# Homework Help: Measuring Spin - wave function collapse

1. Apr 26, 2010

### benbenny

It is my understanding that a measurement of $$S_z$$ followed by a measurement of $$S_y$$ will result in a particle which is in an eigenstate of $$S_y$$. But it appears that a measurement of say $$S_y$$ followed by a measurement of $$S_x$$ results in zero. I see this from a question in which im asked to find the expectation value of $$S_x$$ for a particle in an eigenstate of $$S_y$$ and my result is zero. But for $$S_z$$ it is non zero.
I dont understand why this is so. Could someone help me understand why we find non zero $$S_z$$ values but zero $$S_x$$ values for a partilce in an $$S_y$$ eigenstate.

B

2. Apr 26, 2010

### vela

Staff Emeritus
Taking a measurement is not the same as finding the expectation value. If you take a measurement of Sx or Sz, you'll always get 1/2 or -1/2 (in units of h-bar). The expectation value is what you'd expect if you took many measurements and averaged the results.

3. Apr 30, 2010

### benbenny

Ok. I understand now. Thank you Vela.

It makes sense that the expectation value in the $$S_z$$ direction is NOT zero even if we are in a quantum state of $$S_x$$ or $$S_y$$ since it is the "preferred" direction I suppose, while $$S_x$$ and $$S_y$$ should exhibit zero expectation if we are in the $$S_z$$ eigenstate as they sort of rotate around $$S_z$$.
or something like that. cheers.

4. Apr 30, 2010

### vela

Staff Emeritus
If you're in an eigenstate of Sx, the preferred direction is along the x-axis. You should find the expectation values of Sy and Sz to be zero.

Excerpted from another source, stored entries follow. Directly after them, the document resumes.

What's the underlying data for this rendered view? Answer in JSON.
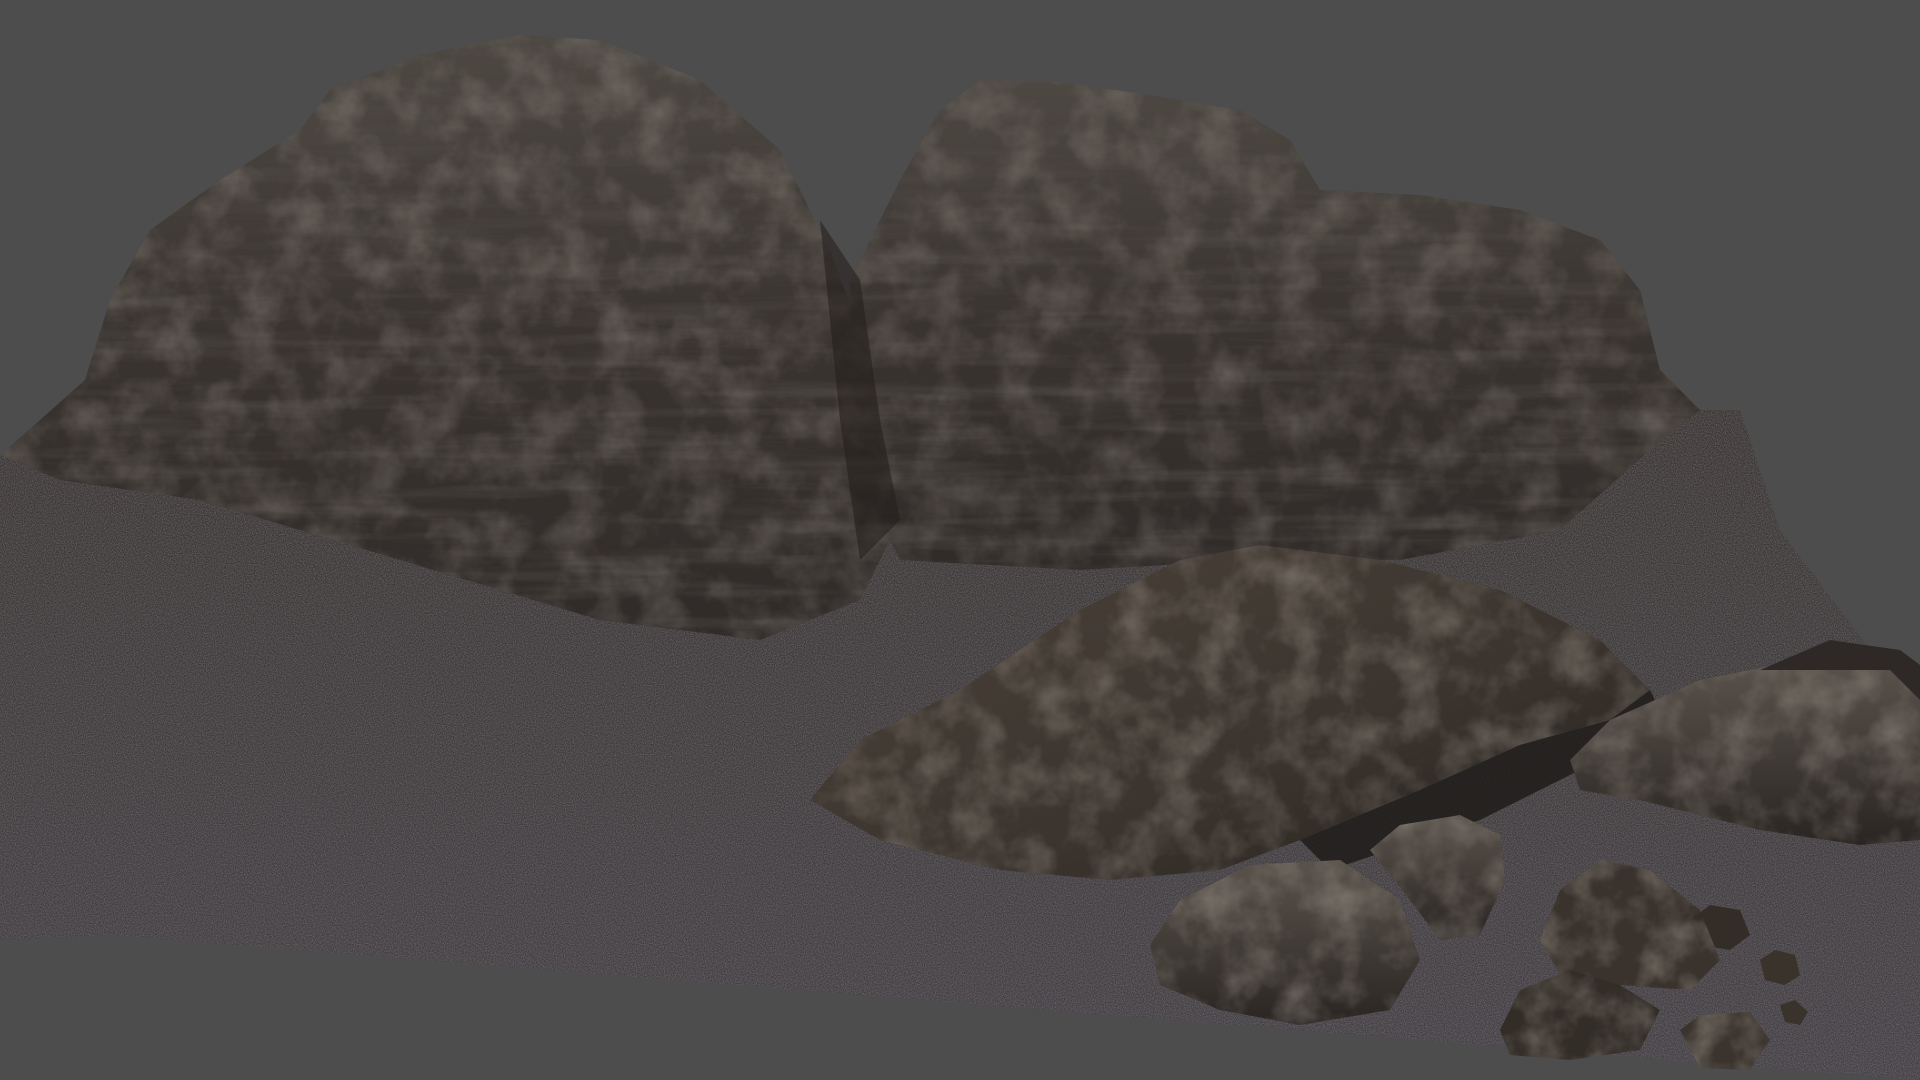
{
  "scene": {
    "background_color": "#4d4d4d",
    "ground_color": "#3f3b3e",
    "rock_dark_color": "#2d2825",
    "rock_mid_color": "#4a433d",
    "rock_highlight_color": "#7d7468",
    "subject": "rock-formation-3d-render",
    "objects": [
      "left-cliff",
      "right-cliff",
      "slab-rock",
      "right-boulder",
      "small-boulder-1",
      "small-boulder-2",
      "pebble-cluster"
    ]
  }
}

Keep in mind that x, y, and z are just labels we use to keep things straight. There's nothing intrinsically special about the z-axis.

5. Apr 30, 2010

### benbenny

oh ok. now I think I really do understand. Source of confusion: hypothetical triple stern-gerlach experiment which exhibits that taking a measurement of Sx on an Sz eigenstate beam would produce 2 more beams in eigenstates of Sx. Obviously 2 resulting beams in the up and down eigenstates of Sx still amount to a zero expectation value.

Thanks again Vela, and if your interested in helping me with another unrelated question regarding GR and the cylinder condition that would be great as well : https://www.physicsforums.com/showthread.php?t=399738

cheers.

B